The exact proportion of deaths varies greatly in different countries and localities, at different times and under different circumstances. Statistics are of value only in showing average results. In Norway, for example, the proportion dying under five is stated by Dr. Farr to be 204·5 per 1,000 born; while in England it is 338 per 1,000, and in Italy 567 per 1,000. In fifty-one so-called "healthy districts" of England and Wales, according to the same authority, the mortality under five is 175 per 1,000 born, while in the Liverpool district, representing the most unfavorable sanitary conditions, it is 460 per 1,000.

In the different parts of our own country, we find nearly as great a variety as on the continent of Europe. Even in the same latitude, the proportion varies greatly, according as city or country districts are considered.
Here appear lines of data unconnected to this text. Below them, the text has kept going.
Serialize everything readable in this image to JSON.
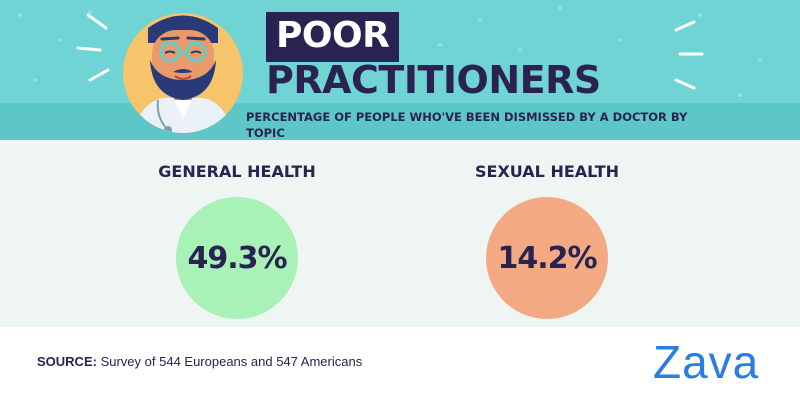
{
  "header": {
    "title_line1": "POOR",
    "title_line2": "PRACTITIONERS",
    "subtitle": "PERCENTAGE OF PEOPLE WHO'VE BEEN DISMISSED BY A DOCTOR BY TOPIC"
  },
  "stats": [
    {
      "label": "GENERAL HEALTH",
      "value": "49.3%",
      "color": "#a8f2b8"
    },
    {
      "label": "SEXUAL HEALTH",
      "value": "14.2%",
      "color": "#f3a982"
    }
  ],
  "footer": {
    "source_label": "SOURCE:",
    "source_text": "Survey of 544 Europeans and 547 Americans",
    "brand": "Zava"
  },
  "colors": {
    "header_bg": "#6fd4d3",
    "body_bg": "#eef5f3",
    "navy": "#2a2351",
    "brand_blue": "#2a7de1"
  },
  "icons": {
    "avatar": "doctor-avatar-icon"
  }
}
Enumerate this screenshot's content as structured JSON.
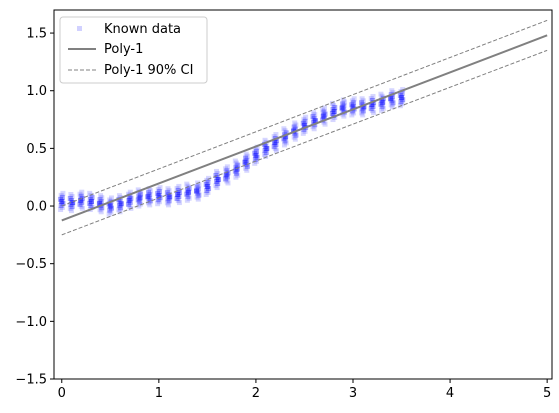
{
  "chart_data": {
    "type": "scatter",
    "title": "",
    "xlabel": "",
    "ylabel": "",
    "xlim": [
      -0.08,
      5.05
    ],
    "ylim": [
      -1.5,
      1.7
    ],
    "grid": false,
    "legend_position": "top-left",
    "x_ticks": [
      0,
      1,
      2,
      3,
      4,
      5
    ],
    "y_ticks": [
      -1.5,
      -1.0,
      -0.5,
      0.0,
      0.5,
      1.0,
      1.5
    ],
    "x_tick_labels": [
      "0",
      "1",
      "2",
      "3",
      "4",
      "5"
    ],
    "y_tick_labels": [
      "−1.5",
      "−1.0",
      "−0.5",
      "0.0",
      "0.5",
      "1.0",
      "1.5"
    ],
    "series": [
      {
        "name": "Known data",
        "kind": "scatter",
        "color": "#0000ff",
        "x_start": 0.0,
        "x_end": 3.5,
        "x_count": 36,
        "y_at_x": [
          0.04,
          0.03,
          0.05,
          0.04,
          0.02,
          0.0,
          0.02,
          0.05,
          0.07,
          0.08,
          0.09,
          0.08,
          0.1,
          0.12,
          0.13,
          0.17,
          0.23,
          0.27,
          0.32,
          0.38,
          0.44,
          0.5,
          0.55,
          0.6,
          0.65,
          0.7,
          0.74,
          0.78,
          0.82,
          0.85,
          0.86,
          0.86,
          0.88,
          0.9,
          0.93,
          0.94
        ],
        "band_halfwidth": 0.07
      },
      {
        "name": "Poly-1",
        "kind": "line",
        "color": "#808080",
        "x": [
          0,
          5
        ],
        "y": [
          -0.125,
          1.48
        ]
      },
      {
        "name": "Poly-1 90% CI",
        "kind": "line-dashed",
        "color": "#808080",
        "upper": {
          "x": [
            0,
            5
          ],
          "y": [
            0.0,
            1.61
          ]
        },
        "lower": {
          "x": [
            0,
            5
          ],
          "y": [
            -0.25,
            1.35
          ]
        }
      }
    ]
  },
  "colors": {
    "scatter": "#0000ff",
    "fit": "#808080",
    "ci": "#808080",
    "axis": "#000000"
  }
}
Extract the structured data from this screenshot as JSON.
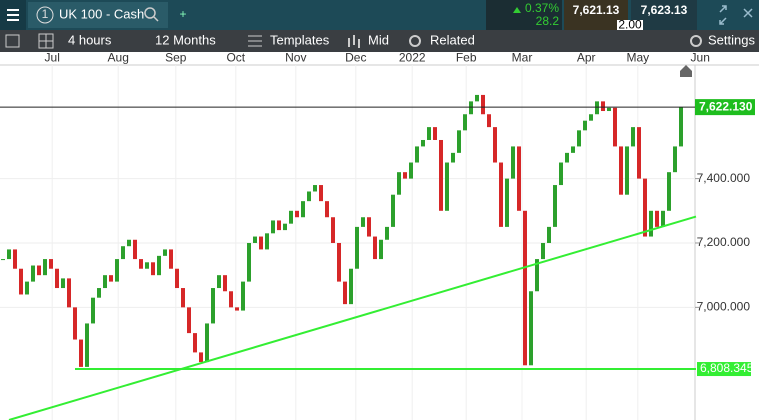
{
  "header": {
    "tab_number": "1",
    "instrument": "UK 100 - Cash",
    "change_pct": "0.37%",
    "change_pts": "28.2",
    "sell": "7,621.13",
    "buy": "7,623.13",
    "spread": "2.00"
  },
  "toolbar": {
    "interval": "4 hours",
    "range": "12 Months",
    "templates": "Templates",
    "price_type": "Mid",
    "related": "Related",
    "settings": "Settings"
  },
  "chart_data": {
    "type": "candlestick",
    "values": [
      7150,
      7180,
      7120,
      7040,
      7080,
      7130,
      7100,
      7150,
      7120,
      7060,
      7090,
      7000,
      6900,
      6815,
      6950,
      7030,
      7060,
      7100,
      7080,
      7150,
      7190,
      7210,
      7150,
      7120,
      7140,
      7100,
      7160,
      7180,
      7120,
      7060,
      7000,
      6920,
      6860,
      6830,
      6950,
      7060,
      7100,
      7050,
      7000,
      6990,
      7080,
      7200,
      7220,
      7180,
      7230,
      7270,
      7240,
      7260,
      7300,
      7280,
      7330,
      7360,
      7380,
      7330,
      7280,
      7200,
      7080,
      7010,
      7120,
      7250,
      7280,
      7220,
      7150,
      7210,
      7250,
      7350,
      7420,
      7400,
      7450,
      7500,
      7520,
      7560,
      7520,
      7300,
      7450,
      7480,
      7550,
      7600,
      7640,
      7660,
      7600,
      7560,
      7450,
      7250,
      7400,
      7500,
      7300,
      6820,
      7050,
      7150,
      7200,
      7250,
      7380,
      7450,
      7480,
      7500,
      7550,
      7580,
      7600,
      7640,
      7610,
      7620,
      7500,
      7350,
      7500,
      7560,
      7400,
      7220,
      7300,
      7250,
      7300,
      7420,
      7500,
      7622.13
    ],
    "up_color": "#2ca02c",
    "down_color": "#d62728",
    "xlim": [
      0,
      126.5
    ],
    "xticks": [
      {
        "value": 8.7,
        "label": "Jul"
      },
      {
        "value": 19.7,
        "label": "Aug"
      },
      {
        "value": 29.3,
        "label": "Sep"
      },
      {
        "value": 39.3,
        "label": "Oct"
      },
      {
        "value": 49.3,
        "label": "Nov"
      },
      {
        "value": 59.3,
        "label": "Dec"
      },
      {
        "value": 68.7,
        "label": "2022"
      },
      {
        "value": 77.7,
        "label": "Feb"
      },
      {
        "value": 87,
        "label": "Mar"
      },
      {
        "value": 97.7,
        "label": "Apr"
      },
      {
        "value": 106.3,
        "label": "May"
      },
      {
        "value": 116.7,
        "label": "Jun"
      }
    ],
    "ylim": [
      6650,
      7753
    ],
    "yticks": [
      {
        "value": 7000,
        "label": "7,000.000"
      },
      {
        "value": 7200,
        "label": "7,200.000"
      },
      {
        "value": 7400,
        "label": "7,400.000"
      }
    ],
    "grid": true,
    "price_line": {
      "value": 7622.13,
      "label": "7,622.130"
    },
    "hline": {
      "value": 6808.345,
      "label": "6,808.345",
      "x": [
        12.5,
        116
      ]
    },
    "trendline": {
      "x": [
        1.5,
        116
      ],
      "y": [
        6650,
        7282
      ],
      "color": "#33ee33"
    }
  }
}
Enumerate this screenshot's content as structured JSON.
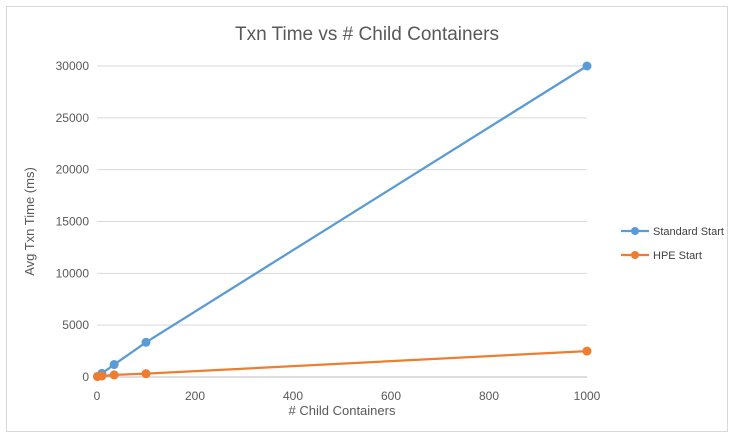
{
  "chart_data": {
    "type": "scatter",
    "title": "Txn Time vs # Child Containers",
    "xlabel": "# Child Containers",
    "ylabel": "Avg Txn Time (ms)",
    "xlim": [
      0,
      1000
    ],
    "ylim": [
      0,
      30000
    ],
    "x_ticks": [
      0,
      200,
      400,
      600,
      800,
      1000
    ],
    "y_ticks": [
      0,
      5000,
      10000,
      15000,
      20000,
      25000,
      30000
    ],
    "grid": "horizontal",
    "legend_position": "right",
    "series": [
      {
        "name": "Standard Start",
        "color": "#5b9bd5",
        "points": [
          {
            "x": 1,
            "y": 50
          },
          {
            "x": 10,
            "y": 350
          },
          {
            "x": 35,
            "y": 1200
          },
          {
            "x": 100,
            "y": 3350
          },
          {
            "x": 1000,
            "y": 30000
          }
        ]
      },
      {
        "name": "HPE Start",
        "color": "#ed7d31",
        "points": [
          {
            "x": 1,
            "y": 50
          },
          {
            "x": 10,
            "y": 100
          },
          {
            "x": 35,
            "y": 200
          },
          {
            "x": 100,
            "y": 320
          },
          {
            "x": 1000,
            "y": 2500
          }
        ]
      }
    ]
  }
}
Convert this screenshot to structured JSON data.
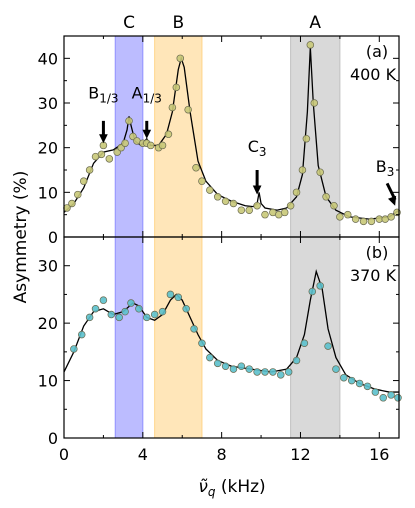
{
  "chart_data": [
    {
      "panel": "(a)",
      "type": "scatter",
      "temperature_label": "400 K",
      "xlabel": "ν̃_q (kHz)",
      "ylabel": "Asymmetry (%)",
      "xlim": [
        0,
        17
      ],
      "ylim": [
        0,
        45
      ],
      "xticks": [
        0,
        4,
        8,
        12,
        16
      ],
      "yticks": [
        0,
        10,
        20,
        30,
        40
      ],
      "marker_color": "#c8c878",
      "points": [
        {
          "x": 0.15,
          "y": 6.5
        },
        {
          "x": 0.4,
          "y": 7.5
        },
        {
          "x": 0.7,
          "y": 9.5
        },
        {
          "x": 1.0,
          "y": 12.5
        },
        {
          "x": 1.3,
          "y": 15.0
        },
        {
          "x": 1.6,
          "y": 18.0
        },
        {
          "x": 1.9,
          "y": 18.5
        },
        {
          "x": 2.0,
          "y": 20.5
        },
        {
          "x": 2.3,
          "y": 17.5
        },
        {
          "x": 2.7,
          "y": 19.0
        },
        {
          "x": 2.9,
          "y": 20.0
        },
        {
          "x": 3.1,
          "y": 21.0
        },
        {
          "x": 3.3,
          "y": 26.0
        },
        {
          "x": 3.5,
          "y": 22.5
        },
        {
          "x": 3.7,
          "y": 21.5
        },
        {
          "x": 4.0,
          "y": 21.0
        },
        {
          "x": 4.2,
          "y": 21.0
        },
        {
          "x": 4.4,
          "y": 20.5
        },
        {
          "x": 4.8,
          "y": 20.0
        },
        {
          "x": 5.0,
          "y": 20.5
        },
        {
          "x": 5.3,
          "y": 23.0
        },
        {
          "x": 5.5,
          "y": 29.0
        },
        {
          "x": 5.7,
          "y": 33.5
        },
        {
          "x": 5.9,
          "y": 40.0
        },
        {
          "x": 6.3,
          "y": 28.5
        },
        {
          "x": 6.7,
          "y": 15.5
        },
        {
          "x": 7.0,
          "y": 12.5
        },
        {
          "x": 7.4,
          "y": 10.5
        },
        {
          "x": 7.8,
          "y": 9.0
        },
        {
          "x": 8.2,
          "y": 8.0
        },
        {
          "x": 8.6,
          "y": 7.5
        },
        {
          "x": 9.0,
          "y": 6.0
        },
        {
          "x": 9.4,
          "y": 6.0
        },
        {
          "x": 9.8,
          "y": 7.0
        },
        {
          "x": 10.2,
          "y": 5.0
        },
        {
          "x": 10.6,
          "y": 5.5
        },
        {
          "x": 10.9,
          "y": 5.0
        },
        {
          "x": 11.2,
          "y": 5.5
        },
        {
          "x": 11.5,
          "y": 7.0
        },
        {
          "x": 11.8,
          "y": 10.0
        },
        {
          "x": 12.1,
          "y": 15.0
        },
        {
          "x": 12.3,
          "y": 22.0
        },
        {
          "x": 12.5,
          "y": 43.0
        },
        {
          "x": 12.7,
          "y": 30.0
        },
        {
          "x": 13.0,
          "y": 14.5
        },
        {
          "x": 13.3,
          "y": 9.0
        },
        {
          "x": 13.7,
          "y": 7.0
        },
        {
          "x": 14.0,
          "y": 4.5
        },
        {
          "x": 14.4,
          "y": 5.0
        },
        {
          "x": 14.8,
          "y": 4.0
        },
        {
          "x": 15.2,
          "y": 3.5
        },
        {
          "x": 15.6,
          "y": 3.5
        },
        {
          "x": 16.0,
          "y": 4.0
        },
        {
          "x": 16.3,
          "y": 4.0
        },
        {
          "x": 16.6,
          "y": 4.5
        },
        {
          "x": 16.9,
          "y": 5.5
        }
      ],
      "fit_curve": [
        [
          0,
          5.5
        ],
        [
          0.5,
          7.5
        ],
        [
          1.0,
          11.0
        ],
        [
          1.5,
          16.5
        ],
        [
          2.0,
          19.0
        ],
        [
          2.5,
          19.5
        ],
        [
          3.0,
          21.0
        ],
        [
          3.2,
          24.0
        ],
        [
          3.3,
          27.0
        ],
        [
          3.4,
          25.0
        ],
        [
          3.6,
          21.5
        ],
        [
          3.9,
          20.5
        ],
        [
          4.1,
          21.5
        ],
        [
          4.2,
          22.0
        ],
        [
          4.4,
          20.5
        ],
        [
          4.8,
          20.5
        ],
        [
          5.2,
          23.0
        ],
        [
          5.5,
          28.0
        ],
        [
          5.8,
          37.5
        ],
        [
          5.95,
          40.0
        ],
        [
          6.1,
          38.0
        ],
        [
          6.4,
          28.0
        ],
        [
          6.8,
          17.0
        ],
        [
          7.2,
          12.5
        ],
        [
          7.8,
          9.5
        ],
        [
          8.5,
          8.0
        ],
        [
          9.2,
          7.0
        ],
        [
          9.6,
          6.8
        ],
        [
          9.8,
          7.5
        ],
        [
          9.9,
          10.0
        ],
        [
          10.0,
          7.5
        ],
        [
          10.2,
          6.5
        ],
        [
          10.8,
          6.0
        ],
        [
          11.3,
          6.5
        ],
        [
          11.8,
          9.0
        ],
        [
          12.1,
          14.0
        ],
        [
          12.35,
          28.0
        ],
        [
          12.5,
          42.5
        ],
        [
          12.65,
          30.0
        ],
        [
          12.9,
          16.0
        ],
        [
          13.3,
          9.0
        ],
        [
          13.8,
          6.0
        ],
        [
          14.5,
          4.5
        ],
        [
          15.5,
          4.0
        ],
        [
          16.5,
          4.5
        ],
        [
          17,
          6.0
        ]
      ],
      "annotations": [
        {
          "label_main": "B",
          "label_sub": "1/3",
          "x": 2.0,
          "y_label": 31.0,
          "arrow_from": 26.0,
          "arrow_to": 21.0
        },
        {
          "label_main": "A",
          "label_sub": "1/3",
          "x": 4.2,
          "y_label": 31.0,
          "arrow_from": 26.0,
          "arrow_to": 22.0
        },
        {
          "label_main": "C",
          "label_sub": "3",
          "x": 9.8,
          "y_label": 19.0,
          "arrow_from": 15.0,
          "arrow_to": 9.5
        },
        {
          "label_main": "B",
          "label_sub": "3",
          "x": 16.6,
          "y_label": 14.5,
          "arrow_from": 12.0,
          "arrow_to": 7.0
        }
      ]
    },
    {
      "panel": "(b)",
      "type": "scatter",
      "temperature_label": "370 K",
      "xlabel": "ν̃_q (kHz)",
      "ylabel": "Asymmetry (%)",
      "xlim": [
        0,
        17
      ],
      "ylim": [
        0,
        35
      ],
      "xticks": [
        0,
        4,
        8,
        12,
        16
      ],
      "yticks": [
        0,
        10,
        20,
        30
      ],
      "marker_color": "#5bc0cc",
      "points": [
        {
          "x": 0.5,
          "y": 15.5
        },
        {
          "x": 0.9,
          "y": 18.0
        },
        {
          "x": 1.3,
          "y": 21.0
        },
        {
          "x": 1.6,
          "y": 22.5
        },
        {
          "x": 2.0,
          "y": 24.0
        },
        {
          "x": 2.4,
          "y": 21.5
        },
        {
          "x": 2.8,
          "y": 21.0
        },
        {
          "x": 3.1,
          "y": 22.0
        },
        {
          "x": 3.4,
          "y": 23.5
        },
        {
          "x": 3.8,
          "y": 22.5
        },
        {
          "x": 4.2,
          "y": 21.0
        },
        {
          "x": 4.6,
          "y": 21.5
        },
        {
          "x": 5.0,
          "y": 22.0
        },
        {
          "x": 5.4,
          "y": 25.0
        },
        {
          "x": 5.8,
          "y": 24.5
        },
        {
          "x": 6.2,
          "y": 22.5
        },
        {
          "x": 6.6,
          "y": 19.0
        },
        {
          "x": 7.0,
          "y": 16.5
        },
        {
          "x": 7.4,
          "y": 14.0
        },
        {
          "x": 7.8,
          "y": 13.0
        },
        {
          "x": 8.2,
          "y": 12.5
        },
        {
          "x": 8.6,
          "y": 12.0
        },
        {
          "x": 9.0,
          "y": 12.5
        },
        {
          "x": 9.4,
          "y": 12.0
        },
        {
          "x": 9.8,
          "y": 11.5
        },
        {
          "x": 10.2,
          "y": 11.5
        },
        {
          "x": 10.6,
          "y": 11.5
        },
        {
          "x": 11.0,
          "y": 11.0
        },
        {
          "x": 11.4,
          "y": 11.5
        },
        {
          "x": 11.8,
          "y": 13.5
        },
        {
          "x": 12.2,
          "y": 16.5
        },
        {
          "x": 12.6,
          "y": 25.5
        },
        {
          "x": 13.0,
          "y": 26.5
        },
        {
          "x": 13.4,
          "y": 16.0
        },
        {
          "x": 13.8,
          "y": 12.0
        },
        {
          "x": 14.2,
          "y": 10.5
        },
        {
          "x": 14.6,
          "y": 10.0
        },
        {
          "x": 15.0,
          "y": 9.5
        },
        {
          "x": 15.4,
          "y": 9.0
        },
        {
          "x": 15.8,
          "y": 8.0
        },
        {
          "x": 16.2,
          "y": 7.0
        },
        {
          "x": 16.6,
          "y": 7.5
        },
        {
          "x": 16.95,
          "y": 7.0
        }
      ],
      "fit_curve": [
        [
          0,
          11.5
        ],
        [
          0.5,
          15.0
        ],
        [
          1.0,
          19.5
        ],
        [
          1.5,
          22.0
        ],
        [
          2.0,
          22.5
        ],
        [
          2.5,
          21.5
        ],
        [
          3.0,
          22.0
        ],
        [
          3.5,
          23.5
        ],
        [
          3.8,
          23.0
        ],
        [
          4.2,
          21.0
        ],
        [
          4.6,
          20.5
        ],
        [
          5.0,
          21.5
        ],
        [
          5.4,
          24.0
        ],
        [
          5.7,
          25.0
        ],
        [
          6.0,
          24.0
        ],
        [
          6.4,
          21.0
        ],
        [
          6.8,
          18.0
        ],
        [
          7.2,
          15.5
        ],
        [
          7.8,
          13.5
        ],
        [
          8.5,
          12.5
        ],
        [
          9.5,
          12.0
        ],
        [
          10.5,
          11.5
        ],
        [
          11.3,
          12.0
        ],
        [
          11.8,
          14.0
        ],
        [
          12.2,
          18.0
        ],
        [
          12.5,
          24.0
        ],
        [
          12.8,
          29.0
        ],
        [
          13.1,
          26.0
        ],
        [
          13.4,
          19.0
        ],
        [
          13.8,
          14.0
        ],
        [
          14.3,
          11.0
        ],
        [
          15.0,
          9.5
        ],
        [
          15.8,
          8.5
        ],
        [
          16.5,
          8.0
        ],
        [
          17,
          8.0
        ]
      ]
    }
  ],
  "bands": [
    {
      "label": "C",
      "xmin": 2.6,
      "xmax": 4.0,
      "color": "#9090ff"
    },
    {
      "label": "B",
      "xmin": 4.6,
      "xmax": 7.0,
      "color": "#ffd58a"
    },
    {
      "label": "A",
      "xmin": 11.5,
      "xmax": 14.0,
      "color": "#c0c0c0"
    }
  ],
  "axis_text": {
    "ylabel": "Asymmetry (%)",
    "xlabel_main": "ν̃",
    "xlabel_sub": "q",
    "xlabel_unit": " (kHz)"
  }
}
In the State of Vermont, which contains no large cities, and represents essentially a rural population, the number of deaths under five, for the year 1883, was 23·8 per cent of the whole number of deaths; in the State of Massachusetts, which embraces several large cities within its limits, for the twelve years ending in 1884, it was 34·74 per cent; and in the city of New York alone, for the seven years ending in 1873, it was exactly 50 per cent of the entire mortality.

The younger the child, the larger is the death-rate. According to Dr. Jacobi, more than half of those who die under five years of age die in the first year. Dr. Curtiss states that, in all the great cities of North America, out of every one hundred live-born children, about twenty-five die before the end of the first year, and from forty to fifty before the close of the fifth year.